Get your name on the change list and just hunker down and wait for it. If you don't think you can get a new table, go home. In some clubs, they have a must-move feeder table situation, where you can't maneuver back and forth between tables. In that case, just pick up your chips, grab a cup of coffee, and start focusing full-time on the jazzercise until they allow you to get into the must-move game. Or better yet, if you have the discipline, become a railbird and watch the game you're going to move into until they call your name.
Having the power to select your table, by the way, is greatly aided by being able to play multiple games and multiple stakes. Limit hold 'em game not to your liking? Try the pot-limit Omaha. This way you increase your chances of being able to select a weaker table. Of all the sorts of 'edge' plays that are available to you, I think this one is the single most important.

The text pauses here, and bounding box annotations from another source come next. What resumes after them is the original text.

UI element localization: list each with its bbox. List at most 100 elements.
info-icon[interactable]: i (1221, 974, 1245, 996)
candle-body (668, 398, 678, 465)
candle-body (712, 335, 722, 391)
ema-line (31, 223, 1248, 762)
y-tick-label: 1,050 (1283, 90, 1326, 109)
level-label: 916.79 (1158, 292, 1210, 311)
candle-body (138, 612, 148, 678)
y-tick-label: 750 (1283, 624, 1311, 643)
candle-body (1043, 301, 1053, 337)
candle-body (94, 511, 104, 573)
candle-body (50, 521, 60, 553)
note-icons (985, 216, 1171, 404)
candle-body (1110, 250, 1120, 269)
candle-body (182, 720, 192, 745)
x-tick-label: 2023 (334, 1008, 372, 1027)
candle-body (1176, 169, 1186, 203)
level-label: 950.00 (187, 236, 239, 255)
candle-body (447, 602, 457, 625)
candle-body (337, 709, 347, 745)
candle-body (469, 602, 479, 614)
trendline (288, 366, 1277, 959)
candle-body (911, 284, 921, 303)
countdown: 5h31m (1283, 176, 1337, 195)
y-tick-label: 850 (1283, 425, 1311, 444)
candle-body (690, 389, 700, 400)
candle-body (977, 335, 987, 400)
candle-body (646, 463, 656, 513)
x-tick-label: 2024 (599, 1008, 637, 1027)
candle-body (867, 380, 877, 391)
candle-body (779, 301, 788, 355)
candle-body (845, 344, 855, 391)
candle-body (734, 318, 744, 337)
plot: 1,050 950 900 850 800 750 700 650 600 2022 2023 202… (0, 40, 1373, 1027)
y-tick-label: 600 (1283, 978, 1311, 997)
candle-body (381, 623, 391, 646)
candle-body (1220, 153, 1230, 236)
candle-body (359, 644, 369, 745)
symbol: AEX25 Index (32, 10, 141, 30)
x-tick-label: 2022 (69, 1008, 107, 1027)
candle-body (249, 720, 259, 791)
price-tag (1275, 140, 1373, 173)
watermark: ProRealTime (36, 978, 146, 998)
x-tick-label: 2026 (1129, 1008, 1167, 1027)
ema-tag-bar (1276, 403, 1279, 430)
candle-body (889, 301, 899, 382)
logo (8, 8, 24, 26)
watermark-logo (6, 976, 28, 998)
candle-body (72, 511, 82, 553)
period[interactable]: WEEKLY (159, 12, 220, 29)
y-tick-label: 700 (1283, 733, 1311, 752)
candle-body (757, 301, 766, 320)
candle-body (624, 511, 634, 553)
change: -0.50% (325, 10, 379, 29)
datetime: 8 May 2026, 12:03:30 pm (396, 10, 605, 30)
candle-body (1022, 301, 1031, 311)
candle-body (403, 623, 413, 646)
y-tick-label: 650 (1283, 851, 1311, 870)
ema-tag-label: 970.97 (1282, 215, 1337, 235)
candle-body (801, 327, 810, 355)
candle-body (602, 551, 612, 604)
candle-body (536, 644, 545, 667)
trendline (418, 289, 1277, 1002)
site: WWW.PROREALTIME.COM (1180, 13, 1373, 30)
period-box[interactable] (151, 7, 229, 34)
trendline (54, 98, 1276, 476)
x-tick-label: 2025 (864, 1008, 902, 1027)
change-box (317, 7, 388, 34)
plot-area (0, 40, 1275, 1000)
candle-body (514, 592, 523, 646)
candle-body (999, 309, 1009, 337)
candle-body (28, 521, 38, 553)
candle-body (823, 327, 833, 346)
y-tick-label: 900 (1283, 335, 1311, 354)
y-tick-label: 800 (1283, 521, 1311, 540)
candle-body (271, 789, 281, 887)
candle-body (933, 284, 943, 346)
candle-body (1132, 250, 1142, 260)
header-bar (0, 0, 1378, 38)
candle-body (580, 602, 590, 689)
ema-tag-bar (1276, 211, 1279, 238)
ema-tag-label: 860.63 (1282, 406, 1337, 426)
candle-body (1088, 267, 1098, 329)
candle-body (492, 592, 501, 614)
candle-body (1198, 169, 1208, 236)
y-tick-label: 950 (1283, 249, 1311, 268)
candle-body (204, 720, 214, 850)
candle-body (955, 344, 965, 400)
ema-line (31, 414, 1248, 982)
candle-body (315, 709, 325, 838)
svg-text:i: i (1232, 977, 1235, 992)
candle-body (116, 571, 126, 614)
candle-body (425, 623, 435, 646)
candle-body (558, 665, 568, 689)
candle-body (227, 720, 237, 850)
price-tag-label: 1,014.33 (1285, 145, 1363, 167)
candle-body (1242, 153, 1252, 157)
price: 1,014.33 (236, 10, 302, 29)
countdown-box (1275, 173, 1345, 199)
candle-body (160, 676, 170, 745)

A caveat: I don't change tables promiscuously. I switch when I think something is seriously wrong with the table I'm at. For my style of play, I'd rather sit in the same place all night if I can, because then I can pick up the table's vibe, so to speak. I get a sense of everyone's story for the evening. So I know, for example, that the woman in seat 4 is a gym teacher, that certain cretinous players at the table have been insinuating that she's a lesbian, that she's lost several big hands in a row and is now into her second rack. I need to have all that information so I can get a sense of where her head is when she throws in her chips. Or I note that the 25-year old Chinese guy in the expensive clothes (who everyone says is a drug dealer) hasn't lost a pot in an hour, has a huge stack of chips, and has shown down some utterly trashy hands. If I'm new to the table, I'm lacking this information, and I might lay down a hand I should have called with or vice versa.
Welcome to Shangri-La
So you're now at the table where people are actually having fun and your edge is greater. But there is a fresh danger in moving to the table where people are gambling -- it's a little like going directly from a funeral to a wedding. You've got to be able to and want to make the adjustment; your hand valuations will have to change and you must be prepared for the fact that the stakes you have been playing for have effectively gone up due to the extra action. (And if by chance you're just a grinder, then the Happy People Table will only upset you with their boisterous laughter and fiendishly incorrect play. You should remain in your garden with the other rocks.)
If your new crowd is aggressive, you're going to need to see just how crazy people are getting and loosen up enough so that you're playing more hands than you normally would, but not so much that you're too much of a dog versus, say, five or six opponents pre-flop. Of course, you have to know when to stop muscling your table, and you have to have the temperament for creating action to even begin this process.
In the end, you should be at a table where you're comfortable and where you feel you have the best of it. Playing poker is all about finding ways to win that your opponents can't or won't. Table selection is only part of that, but sometimes it can be the most important single decision you'll make in a night.